The 1981 baseball strike wasn’t just inconvenient it was downright dangerous for the sport. On June 21, players walked off the field, marking the first extended strike in Major League history. Over 700 games disappeared from the schedule, about 38% of the season gone in a puff of collective bargaining frustration. For fans, baseball wasn’t just a pastime; it was a habit, a daily ritual of scanning box scores, debating stats, and dreaming about the next game. Break that habit for too long, and even the most devoted fan might find their attention drifting to old reruns or, heaven forbid, soap operas.


I know from personal experience falling out of the rhythm of following the scores is easy; falling back in is a lot harder. Baseball was in peril, not just in the stands, but in the hearts of its fans. That’s where Strat-O-Matic came in.


A few days into the strike, newspapers began reporting that radio stations were turning to Strat-O-Matic to fill the void. San Diego broadcasted the play-by-play of a simulated game, and the Minneapolis Star published Strat-O-Matic box scores throughout the strike. Glenn Guzzo, a baseball journalist some of you may know, noted that the strike had initially worried tabletop baseball companies, but those fears were unfounded. Fans were desperate for the familiar rhythm of a baseball season — and Strat-O-Matic could deliver.


Why Strat-O-Matic? There were other games , APBA, Status Pro, the Sports Illustrated board game but most weren’t as easy to get. Strat-O-Matic, on the other hand, was available on store shelves back then, simple to buy, and, as Howie Karpin recalled, the consensus at Sports Phone was that Strat had the stats-driven credibility to make it feel real. I know because I still play the game today .( If you live on Long Island, keep an eye out for Newday's Sunday paper, where you’ll find a story about the Long Island Strat League I run.)


New York Sportsphone. You remember 976-1313, right? COME ON, YOU ALL KNOW THE NUMBER, needed to take it to another level. By 1981, Sportsphone was reporting scores to over 100,000 callers a day. When the strike hit, the calls dried up. No games meant no news, and that meant no revenue. Their solution: Strat-O-Matic. On June 23, 1981, Sportsphone ran an ad announcing a fantasy championship between the 1969 Mets and the 1978 Yankees — dice, player cards, and all , staffers Al Abrams, King Wally and Mike Weinstein were part of the festivities, with the results broadcast live to fans who hadn’t heard a real play-by-play in days.



Marv Albert, covering the story live from Sportsphone, summed it up perfectly: the Mets and Yankees, two legendary squads separated by nearly a decade, were suddenly brought together in a simulated best-of-seven series. You had the Miracle Mets of ’69 — Seaver, Koosman, Shamsky, and Cleon facing off against the Bronx Bombers of ’78, Reggie, Thurman, Rivers and a young Goose Gossage on the mound. Fans called in, hanging on every pitch, every strikeout, every improbable homer that the dice and cards conjured. Tom Seaver squared off against Ed Figueroa, Ron Swoboda made some of his trademark plays, and for a few strange, glorious weeks that summer of 1981, dice and statistics were all that kept baseball alive and fans sane. The Mets won the series in extra innings in game seven.

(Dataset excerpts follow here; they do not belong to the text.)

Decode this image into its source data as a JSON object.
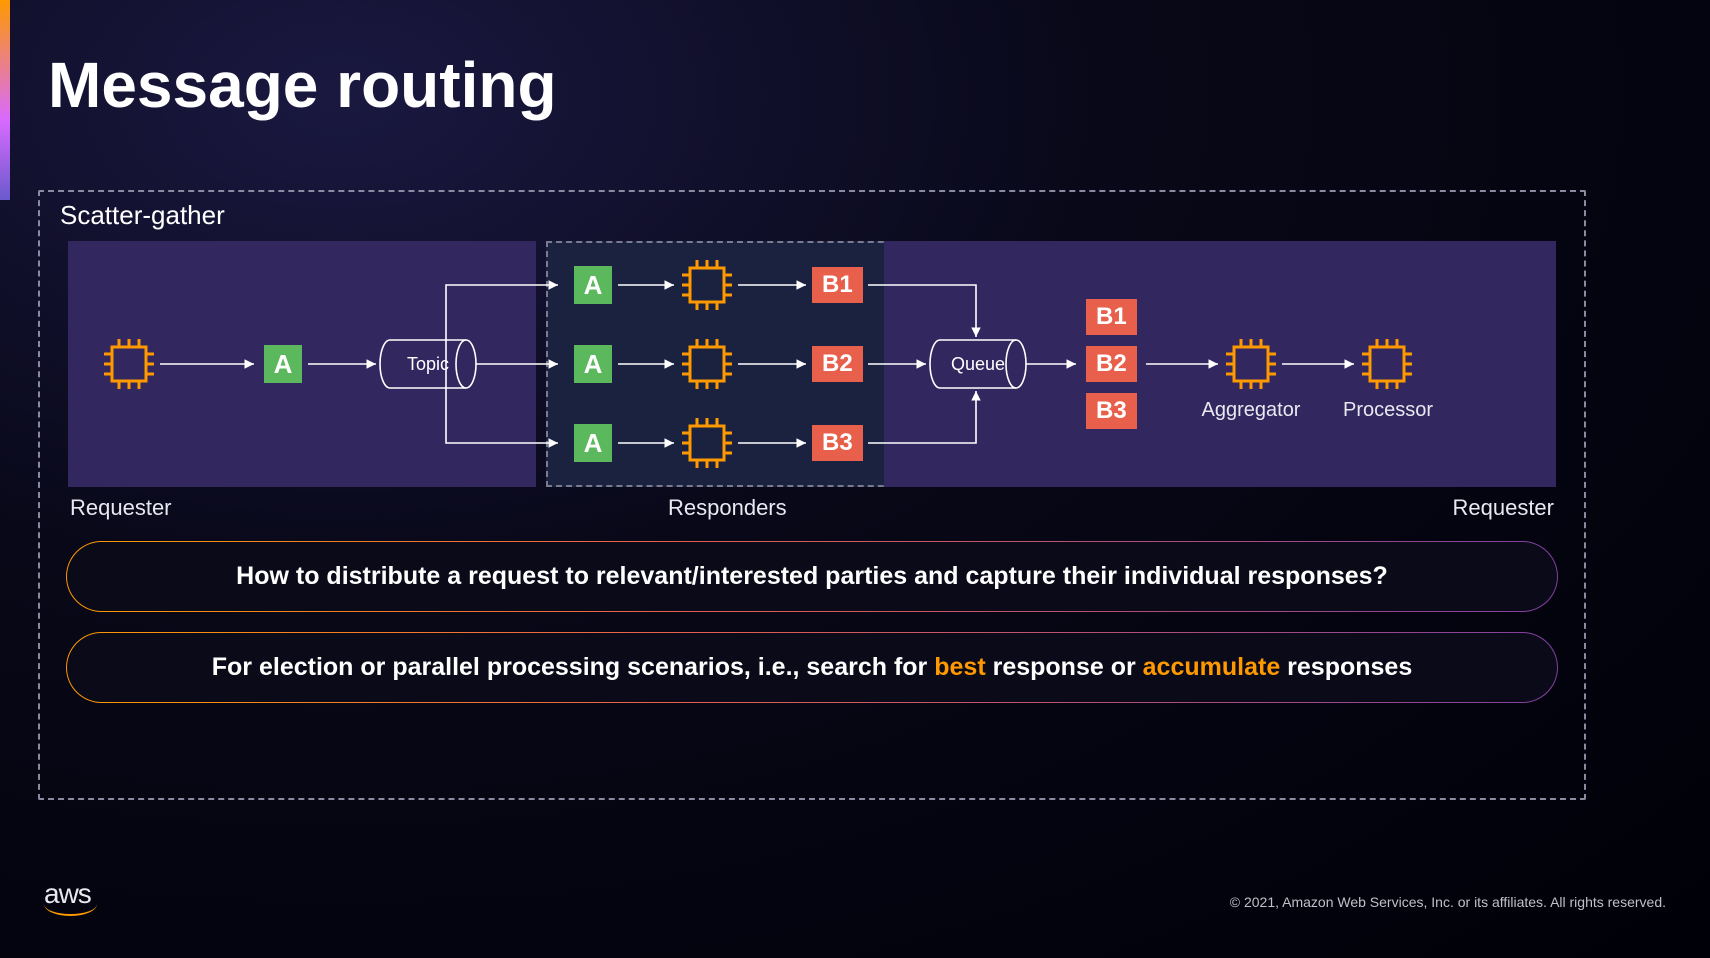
{
  "title": "Message routing",
  "pattern_name": "Scatter-gather",
  "labels": {
    "requester_left": "Requester",
    "responders": "Responders",
    "requester_right": "Requester",
    "topic": "Topic",
    "queue": "Queue",
    "aggregator": "Aggregator",
    "processor": "Processor"
  },
  "messages": {
    "request": "A",
    "responses": [
      "B1",
      "B2",
      "B3"
    ],
    "aggregated": [
      "B1",
      "B2",
      "B3"
    ]
  },
  "callouts": {
    "c1": "How to distribute a request to relevant/interested parties and capture their individual responses?",
    "c2_pre": "For election or parallel processing scenarios, i.e., search for ",
    "c2_hl1": "best",
    "c2_mid": " response or ",
    "c2_hl2": "accumulate",
    "c2_post": " responses"
  },
  "footer": {
    "logo": "aws",
    "copyright": "© 2021, Amazon Web Services, Inc. or its affiliates. All rights reserved."
  },
  "colors": {
    "accent_orange": "#ff9900",
    "msg_green": "#5cb85c",
    "msg_orange": "#e8604c",
    "panel_purple": "#32275e",
    "panel_navy": "#1a2240"
  }
}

Here is Marv's report after Game one of the series :



The press and fans lapped it up. Newspapers across the country covered the “games” as if they were real, and even the All-Star Game that had been scheduled for Cleveland on July 14 became a Strat-O-Matic spectacle. Cleveland in 1981 wasn’t exactly brimming with confidence. The city had weathered a disastrous decade a river fire, municipal bankruptcy, and a string of struggling sports teams and the announcement that it would host the MLB All-Star Game seemed like a much-needed chance to shine. But when the players went on strike in late June, just weeks before the scheduled July 14 game, that opportunity vanished overnight.

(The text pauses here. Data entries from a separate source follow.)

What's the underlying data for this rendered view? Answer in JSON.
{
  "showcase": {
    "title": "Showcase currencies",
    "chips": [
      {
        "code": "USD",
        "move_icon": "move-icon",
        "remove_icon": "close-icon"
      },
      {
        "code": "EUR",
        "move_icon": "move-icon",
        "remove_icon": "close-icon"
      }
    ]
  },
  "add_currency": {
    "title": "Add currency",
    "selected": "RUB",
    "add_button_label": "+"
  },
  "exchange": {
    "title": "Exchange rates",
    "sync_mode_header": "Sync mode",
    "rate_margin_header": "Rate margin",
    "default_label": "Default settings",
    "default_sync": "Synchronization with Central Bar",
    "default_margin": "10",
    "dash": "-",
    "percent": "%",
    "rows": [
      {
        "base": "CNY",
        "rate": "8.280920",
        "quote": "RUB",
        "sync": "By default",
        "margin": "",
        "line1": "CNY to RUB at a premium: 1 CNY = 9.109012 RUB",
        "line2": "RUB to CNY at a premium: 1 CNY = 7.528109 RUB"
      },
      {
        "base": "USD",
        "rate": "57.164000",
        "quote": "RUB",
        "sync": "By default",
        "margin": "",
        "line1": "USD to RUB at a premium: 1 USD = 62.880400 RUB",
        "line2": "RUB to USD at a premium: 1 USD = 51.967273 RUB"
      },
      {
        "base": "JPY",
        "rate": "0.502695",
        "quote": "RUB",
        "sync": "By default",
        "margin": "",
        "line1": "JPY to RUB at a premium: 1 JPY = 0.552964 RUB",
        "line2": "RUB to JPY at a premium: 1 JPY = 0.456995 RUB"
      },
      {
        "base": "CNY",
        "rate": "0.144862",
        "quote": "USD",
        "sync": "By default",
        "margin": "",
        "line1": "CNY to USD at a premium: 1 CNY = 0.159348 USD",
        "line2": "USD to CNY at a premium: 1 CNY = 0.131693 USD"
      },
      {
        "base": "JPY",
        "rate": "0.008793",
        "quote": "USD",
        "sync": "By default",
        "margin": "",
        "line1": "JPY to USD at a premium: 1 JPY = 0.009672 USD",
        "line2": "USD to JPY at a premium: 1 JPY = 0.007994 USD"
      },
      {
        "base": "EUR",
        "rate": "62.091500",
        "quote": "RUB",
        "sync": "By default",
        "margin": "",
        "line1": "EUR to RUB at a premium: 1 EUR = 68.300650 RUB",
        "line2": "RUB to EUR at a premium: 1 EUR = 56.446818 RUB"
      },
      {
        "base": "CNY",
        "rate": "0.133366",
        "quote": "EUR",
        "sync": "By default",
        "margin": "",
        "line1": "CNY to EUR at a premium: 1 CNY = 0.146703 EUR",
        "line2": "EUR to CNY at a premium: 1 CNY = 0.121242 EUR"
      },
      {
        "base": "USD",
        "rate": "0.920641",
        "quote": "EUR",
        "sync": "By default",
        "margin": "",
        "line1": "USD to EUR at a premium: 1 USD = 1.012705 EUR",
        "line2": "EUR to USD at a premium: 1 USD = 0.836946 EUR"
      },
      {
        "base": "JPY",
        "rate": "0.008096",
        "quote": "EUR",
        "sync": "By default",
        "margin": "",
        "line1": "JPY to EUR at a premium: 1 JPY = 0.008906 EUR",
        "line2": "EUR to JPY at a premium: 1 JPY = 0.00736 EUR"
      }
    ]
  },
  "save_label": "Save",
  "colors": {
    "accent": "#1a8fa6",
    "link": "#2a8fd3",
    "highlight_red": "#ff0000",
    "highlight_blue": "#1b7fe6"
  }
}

Fans and local media were left staring at empty stadiums and canceled box scores. As Dale Kirk, a Cleveland TV editor at the time, recalled, “We felt cheated. We were supposed to have the All-Star Game, the big fanfare of the summer. We felt we had to do something to regain our pride.”


Once again it was Strat-O-Matic Baseball to the rescue. Jon Halpern, a weekend producer at WKYC and a lifelong Phillies fan, suggested a do-it-yourself All-Star Game. Alongside his roommate and colleague Jim Schaefer, they staged a simulated game between the American League and National League using dice and player cards complete with ceremonial first dice thrown by none other than Bob Feller.

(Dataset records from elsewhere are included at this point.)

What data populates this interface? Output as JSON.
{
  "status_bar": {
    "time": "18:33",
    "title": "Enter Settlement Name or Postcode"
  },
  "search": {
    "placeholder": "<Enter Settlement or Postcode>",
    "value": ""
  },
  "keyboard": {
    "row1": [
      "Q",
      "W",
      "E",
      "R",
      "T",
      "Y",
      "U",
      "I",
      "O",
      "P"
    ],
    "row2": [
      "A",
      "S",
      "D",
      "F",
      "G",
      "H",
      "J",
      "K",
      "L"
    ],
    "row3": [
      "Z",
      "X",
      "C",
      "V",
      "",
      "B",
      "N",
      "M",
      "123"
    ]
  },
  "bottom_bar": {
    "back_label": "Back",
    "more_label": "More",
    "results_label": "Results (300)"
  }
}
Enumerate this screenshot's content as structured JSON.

Fans helped pick the lineups, calling into Sportsphone to vote. The AL featured pitchers like Lenny Barker, just months removed from his perfect game at Cleveland Stadium, while the NL roster included heavy hitters like Dave Parker, who homered in the simulated game. Halpern and Schaefer practiced for weeks beforehand, honing their Strat skills, and by game day, every pitch, hit, and strikeout was treated with the seriousness of a real All-Star contest.



The event had all the pageantry of a true MLB showcase. Cleveland legend Rocco Scotti belted out the national anthem with his usual gusto, and even the city’s much-maligned mascot, the Baseball Bug, made an appearance to entertain the sparse but spirited crowd. For those who’ve blocked it out (and who could blame you), the Bug was the Indians’ short-lived mascot from 1980 to ’81 — a red, globe-shaped creature in a blue vest, with antennae topped by baseballs, created to match the team’s marketing slogan, “Indian Fever—Get Bitten by the Bug.” Unfortunately, most fans preferred to take their chances unbitten. The Bug lumbered around the field, doing its best to stir up enthusiasm, though it looked more like something that had escaped from a Saturday morning cartoon than a big-league dugout. It vanished after two seasons, fondly remembered by almost no one — though, in a delightful twist of fate, it recently resurfaced in 2024 as a “mentor” to the Lake County Captains, the Guardians’ High-A affiliate. Only in baseball can even a failed mascot get a second act.


Coverage spread quickly: newspapers across the country ran box scores, and the story made network news. Glenn Guzzo, who later chronicled Strat-O-Matic’s history, said the attention “helped save the year” for the company, turning a potential sales disaster into free publicity on a national scale.



The game itself was a romp: the National League blew out the American League 15-2. “Except for the fact the managers used dice and cards instead of balls and players, the rest of the proceedings resembled most All-Star games of the last two decades,” one reporter noted dryly. For a few magical hours, the dice kept baseball alive in Cleveland, giving fans a reason to smile during one of the darkest stretches in the sport’s history.




Other tabletop games had their moments — ABPA had its own simulated All-Star games in Detroit and Milwaukee but nothing had the national spotlight that Strat-O-Matic received. When the strike finally ended in early August, and the All-Star Game finally took place in Cleveland on August 9, fans weren’t just returning to baseball; they were returning to a game they’d survived thanks to dice, paper, and a little imagination.


Baseball survived the strike. And Strat-O-Matic? It wasn’t just a game. That summer, it was a lifeline in a cardboard box.